Childhood Fantasy Life

It’s probably just me, but I never played “bride” as a kid. I played “teacher” with my cabbage patch dolls, I dressed up my cabbage patch dolls, I rollerbladed (not with my cabbage patch dolls). I read Encyclopedia Brown, The BFG and The Outsiders. I made my dogs dress up in cabbage patch kid clothes (and one small black t-shirt that just said “the boss”). But I never played pretend wedding.

My earliest adult aspirations involved becoming an actress, or a teacher, or Pocahontas. I don’t remember wanting to get married. (This may also be due to a mistaken notion that marriage required a blood test and I was so afraid of needles that I internally decided if I never got married, I’d never have to give blood and didn’t that just sound like the neatest solution to my phobia.)

I’ll confess to doing all of the above in my tweens and teens. I doodled, I planned, I designed the perfect wedding dress. I’ll give you a hint: it was white. (Also the most diva dress you can imagine, we are talking yards upon yards of fabric, and at one point, probably in the eighth grade, the sleeves resembled actual wings — which is kind of ironic now that I mention it.)
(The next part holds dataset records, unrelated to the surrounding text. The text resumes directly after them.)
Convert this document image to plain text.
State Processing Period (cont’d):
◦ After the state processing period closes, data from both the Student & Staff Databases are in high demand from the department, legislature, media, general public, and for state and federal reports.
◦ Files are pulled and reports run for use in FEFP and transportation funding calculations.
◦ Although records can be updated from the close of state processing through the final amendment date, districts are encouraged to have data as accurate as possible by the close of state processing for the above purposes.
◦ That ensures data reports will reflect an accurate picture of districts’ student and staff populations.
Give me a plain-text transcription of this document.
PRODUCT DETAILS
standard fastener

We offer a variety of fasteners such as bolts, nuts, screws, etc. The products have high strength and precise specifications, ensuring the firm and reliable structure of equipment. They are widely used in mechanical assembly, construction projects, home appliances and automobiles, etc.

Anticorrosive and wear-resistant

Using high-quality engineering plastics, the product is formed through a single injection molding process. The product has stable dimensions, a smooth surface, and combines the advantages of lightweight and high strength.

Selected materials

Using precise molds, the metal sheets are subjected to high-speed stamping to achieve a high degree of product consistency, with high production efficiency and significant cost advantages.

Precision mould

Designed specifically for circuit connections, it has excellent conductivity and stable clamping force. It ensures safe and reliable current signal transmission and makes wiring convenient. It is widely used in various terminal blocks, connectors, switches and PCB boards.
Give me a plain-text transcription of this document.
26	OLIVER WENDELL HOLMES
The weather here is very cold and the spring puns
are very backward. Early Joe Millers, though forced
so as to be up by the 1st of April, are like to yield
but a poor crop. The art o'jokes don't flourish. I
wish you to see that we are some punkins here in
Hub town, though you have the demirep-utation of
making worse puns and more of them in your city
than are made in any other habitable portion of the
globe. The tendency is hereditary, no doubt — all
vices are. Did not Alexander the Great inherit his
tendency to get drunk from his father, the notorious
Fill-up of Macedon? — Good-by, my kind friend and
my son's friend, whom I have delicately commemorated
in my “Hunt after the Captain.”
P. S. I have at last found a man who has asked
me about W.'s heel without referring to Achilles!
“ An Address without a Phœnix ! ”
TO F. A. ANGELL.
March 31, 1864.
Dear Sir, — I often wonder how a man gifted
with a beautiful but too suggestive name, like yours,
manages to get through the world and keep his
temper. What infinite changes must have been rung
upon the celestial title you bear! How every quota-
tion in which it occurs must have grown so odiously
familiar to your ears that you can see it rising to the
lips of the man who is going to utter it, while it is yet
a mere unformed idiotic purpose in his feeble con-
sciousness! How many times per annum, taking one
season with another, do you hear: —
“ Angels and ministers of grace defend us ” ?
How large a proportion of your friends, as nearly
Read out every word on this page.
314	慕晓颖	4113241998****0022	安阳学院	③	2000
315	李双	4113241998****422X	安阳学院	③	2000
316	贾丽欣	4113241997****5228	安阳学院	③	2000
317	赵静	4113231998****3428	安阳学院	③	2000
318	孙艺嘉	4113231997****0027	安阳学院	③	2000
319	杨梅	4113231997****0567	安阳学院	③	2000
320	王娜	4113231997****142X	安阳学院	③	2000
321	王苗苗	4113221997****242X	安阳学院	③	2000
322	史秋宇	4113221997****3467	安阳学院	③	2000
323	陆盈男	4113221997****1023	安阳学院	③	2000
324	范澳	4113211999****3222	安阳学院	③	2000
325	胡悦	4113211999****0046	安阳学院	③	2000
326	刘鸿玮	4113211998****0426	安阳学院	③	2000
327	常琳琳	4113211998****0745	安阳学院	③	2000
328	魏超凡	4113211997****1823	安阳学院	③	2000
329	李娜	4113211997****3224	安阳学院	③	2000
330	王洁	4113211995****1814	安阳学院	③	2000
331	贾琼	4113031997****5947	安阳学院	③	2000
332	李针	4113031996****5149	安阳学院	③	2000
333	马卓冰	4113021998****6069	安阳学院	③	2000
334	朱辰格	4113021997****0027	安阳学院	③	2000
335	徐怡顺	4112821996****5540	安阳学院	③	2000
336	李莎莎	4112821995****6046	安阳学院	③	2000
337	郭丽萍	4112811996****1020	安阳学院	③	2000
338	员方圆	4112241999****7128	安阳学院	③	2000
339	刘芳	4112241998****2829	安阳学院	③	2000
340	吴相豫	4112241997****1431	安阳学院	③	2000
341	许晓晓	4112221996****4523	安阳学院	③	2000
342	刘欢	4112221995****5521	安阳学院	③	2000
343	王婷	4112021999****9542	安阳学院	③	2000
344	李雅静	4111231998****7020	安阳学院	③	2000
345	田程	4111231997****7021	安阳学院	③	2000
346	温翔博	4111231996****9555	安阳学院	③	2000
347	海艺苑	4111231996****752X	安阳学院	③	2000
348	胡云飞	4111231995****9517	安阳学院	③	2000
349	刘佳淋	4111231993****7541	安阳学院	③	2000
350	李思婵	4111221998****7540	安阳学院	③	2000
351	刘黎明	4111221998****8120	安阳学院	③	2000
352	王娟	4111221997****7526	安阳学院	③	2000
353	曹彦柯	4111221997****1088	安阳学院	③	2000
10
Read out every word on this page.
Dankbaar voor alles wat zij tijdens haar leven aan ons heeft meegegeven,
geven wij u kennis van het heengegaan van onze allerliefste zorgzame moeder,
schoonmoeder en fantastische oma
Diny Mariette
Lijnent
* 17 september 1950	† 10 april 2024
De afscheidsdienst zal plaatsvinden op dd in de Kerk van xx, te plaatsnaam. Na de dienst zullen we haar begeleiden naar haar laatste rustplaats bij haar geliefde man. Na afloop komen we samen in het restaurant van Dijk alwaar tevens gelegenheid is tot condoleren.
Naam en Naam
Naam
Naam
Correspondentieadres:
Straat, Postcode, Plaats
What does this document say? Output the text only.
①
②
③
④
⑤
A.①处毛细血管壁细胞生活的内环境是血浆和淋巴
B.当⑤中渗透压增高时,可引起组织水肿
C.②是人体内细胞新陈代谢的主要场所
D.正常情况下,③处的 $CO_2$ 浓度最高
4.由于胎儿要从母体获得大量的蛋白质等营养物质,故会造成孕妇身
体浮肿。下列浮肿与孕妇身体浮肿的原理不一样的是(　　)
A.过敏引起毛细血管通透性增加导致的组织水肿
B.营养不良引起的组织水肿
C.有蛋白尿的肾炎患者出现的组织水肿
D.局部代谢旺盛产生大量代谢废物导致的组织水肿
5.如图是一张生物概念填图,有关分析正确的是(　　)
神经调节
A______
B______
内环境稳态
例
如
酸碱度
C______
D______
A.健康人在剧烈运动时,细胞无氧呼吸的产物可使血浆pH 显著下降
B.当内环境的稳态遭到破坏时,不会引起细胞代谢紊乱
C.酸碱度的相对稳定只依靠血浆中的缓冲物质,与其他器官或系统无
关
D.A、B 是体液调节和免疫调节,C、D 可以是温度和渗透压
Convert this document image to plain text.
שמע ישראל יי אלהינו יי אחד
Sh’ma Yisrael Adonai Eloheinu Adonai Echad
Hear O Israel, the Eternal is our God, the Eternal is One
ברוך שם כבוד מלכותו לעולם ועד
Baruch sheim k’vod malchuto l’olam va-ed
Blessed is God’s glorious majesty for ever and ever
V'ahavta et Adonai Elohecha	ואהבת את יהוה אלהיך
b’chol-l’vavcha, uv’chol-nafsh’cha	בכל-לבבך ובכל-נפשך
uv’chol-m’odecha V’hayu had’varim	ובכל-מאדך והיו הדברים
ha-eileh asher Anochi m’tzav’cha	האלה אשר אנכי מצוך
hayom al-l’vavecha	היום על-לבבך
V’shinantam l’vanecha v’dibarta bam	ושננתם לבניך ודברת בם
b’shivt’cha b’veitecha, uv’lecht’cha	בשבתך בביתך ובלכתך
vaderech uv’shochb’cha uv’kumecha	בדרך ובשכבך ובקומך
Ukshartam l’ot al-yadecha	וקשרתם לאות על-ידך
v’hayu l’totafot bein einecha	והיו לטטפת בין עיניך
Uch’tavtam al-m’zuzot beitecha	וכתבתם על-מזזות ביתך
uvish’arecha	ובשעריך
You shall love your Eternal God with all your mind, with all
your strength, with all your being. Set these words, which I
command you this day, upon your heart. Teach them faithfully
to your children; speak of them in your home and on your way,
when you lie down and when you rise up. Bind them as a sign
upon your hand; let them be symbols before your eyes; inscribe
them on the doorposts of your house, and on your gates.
So when does it happen? When do we start doodling our first name with our crush’s last name, and designing the perfect wedding dress and planning out what our dream houses will look like? When do we become marriage obsessed? When does it become aspirational to settle down and not to get out? How did I make the shift from Native American princess boldly roaming the wild outdoors of the church parking lot, to deciding if I was going to wear a veil or a tiara for my Big Day?

Honestly I think it’s related to how terrifically awkward middle school and high school can feel. Because in middle school and in high school, what you want more than anything is to not look how you feel then. Awkward, uncomfortable, uncoordinated, frankly ugly. And brides are never ugly. I wanted to be assured that when I became an adult someone would want me. I wanted the security that I knew a marriage and a husband and a house represented. I wanted the “bride’s day”.

For me this is the real sticking point. I never wanted to be married; I just wanted to be the center of positive attention. A groom barely figured into it at all. Sure, he was there, but in the same way an usher is, or a carpet runner. It’s a wedding prop. Probably ancillary even to the doves and the string quartet. A wedding was the gateway to the security I was craving, and the last hurrah I assumed before life settled into the sameness I associated then with married life. The routine monotonous security of the suburbs. To paraphrase a favorite quote from Sleepless in Seattle: “You don’t want to be [married]. You want to be [married] in a movie.” And when I finally figured that out, that’s when I got over wanting to just get married.

However, to this day I still have not gotten over the fact that I will never be Pocahontas or Sacagawea.